Samantha Cristoforetti a Santena per ritirare il Premio Cavour

SANTENA – Sarà Samantha Cristoforetti, prima donna italiana a viaggiare nello spazio, a ricevere martedì, 16 gennaio, il prestigioso “Premio Cavour”. L’astronauta verrà insignita del riconoscimento in una cerimonia solenne che si svolgerà a partire dalle 17 del Palazzo delle Scuderie del complesso cavouriano. Prima della premiazione il capitano pilota dell’Aeronautica Militare renderà omaggio alla tomba del Conte Cavour dichiarata Monumento Nazionale il 16 marzo 1911. Il “Premio Cavour” è stato istituito nel 2007 dall’Associazione Amici della Fondazione Cavour ed è destinato alle personalità che hanno contribuito e contribuiscono a continuare l’opera alla quale Camillo Benso di Cavour dedicò tutta la sua vita: l’unità d’Italia, il rafforzamento della struttura dello Stato nazionale, l’appartenenza politica ed economica del nostro Paese alla comunità europea. Il riconoscimento consiste in una riproduzione in oro dei famosi occhiali del fondatore dello Stato italiano.
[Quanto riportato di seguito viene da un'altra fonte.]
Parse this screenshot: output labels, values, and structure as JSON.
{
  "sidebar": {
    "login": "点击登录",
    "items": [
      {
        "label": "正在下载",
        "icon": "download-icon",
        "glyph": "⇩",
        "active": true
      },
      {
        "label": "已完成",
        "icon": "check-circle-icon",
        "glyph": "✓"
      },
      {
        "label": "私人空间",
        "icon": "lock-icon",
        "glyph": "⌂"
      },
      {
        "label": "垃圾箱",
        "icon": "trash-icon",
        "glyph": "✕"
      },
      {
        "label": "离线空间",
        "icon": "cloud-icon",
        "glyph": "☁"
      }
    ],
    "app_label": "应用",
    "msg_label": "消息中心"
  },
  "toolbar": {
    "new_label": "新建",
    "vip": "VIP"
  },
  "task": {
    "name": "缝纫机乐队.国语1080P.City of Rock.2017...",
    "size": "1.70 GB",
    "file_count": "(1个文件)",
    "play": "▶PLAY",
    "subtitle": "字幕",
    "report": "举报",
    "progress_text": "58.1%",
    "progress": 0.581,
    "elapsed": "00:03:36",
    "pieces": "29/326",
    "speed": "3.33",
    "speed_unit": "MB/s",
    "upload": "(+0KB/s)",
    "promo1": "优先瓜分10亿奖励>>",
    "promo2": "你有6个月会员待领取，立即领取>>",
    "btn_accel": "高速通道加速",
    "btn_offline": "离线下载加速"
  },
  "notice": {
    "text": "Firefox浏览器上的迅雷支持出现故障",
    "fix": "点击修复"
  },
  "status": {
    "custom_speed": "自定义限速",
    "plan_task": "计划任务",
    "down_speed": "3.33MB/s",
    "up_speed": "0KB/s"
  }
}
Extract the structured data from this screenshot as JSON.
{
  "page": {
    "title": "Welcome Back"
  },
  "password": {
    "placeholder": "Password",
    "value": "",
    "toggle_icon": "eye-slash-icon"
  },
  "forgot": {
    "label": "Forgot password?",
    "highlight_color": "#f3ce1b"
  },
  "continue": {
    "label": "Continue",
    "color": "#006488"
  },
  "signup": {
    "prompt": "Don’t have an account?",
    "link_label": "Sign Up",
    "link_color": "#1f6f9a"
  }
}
I promotori del “Premio Cavour” per l’edizione del 2017 hanno incoronato Samantha Cristoforetti con le seguenti motivazioni: «Per aver raggiunto, con studi severi e con esperienze straordinarie in Italia e all’estero, livelli di preparazione scientifica, professionale e culturale assolutamente eccezionali; per avere coronato questi studi e queste esperienze con la partecipazione – unica donna italiana e terza donna europea – alla missione destinata al raggiungimento della Stazione Spaziale Internazionale, nella quale è rimasta 199 giorni; per aver così dimostrato, oltre a straordinarie doti morali e fisiche, un vivissimo attaccamento alla Aeronautica Militare, della quale è diventata, meritatamente, simbolo in tutto il mondo». Nelle precedenti edizioni il premio è stato assegnato a Carlo Azeglio Ciampi (2007), ad Umberto Veronesi (2008), a Piero Angela (2009), a Carla Fracci (2010) ad Antonio Vassallo, in memoriam (2011), a Carlo Petrini (2012) a Bruno Ceretto (2013), a Brunello Cucinelli (2014), alla Marina Militare Italiana (2015) e a Mario Draghi (2016).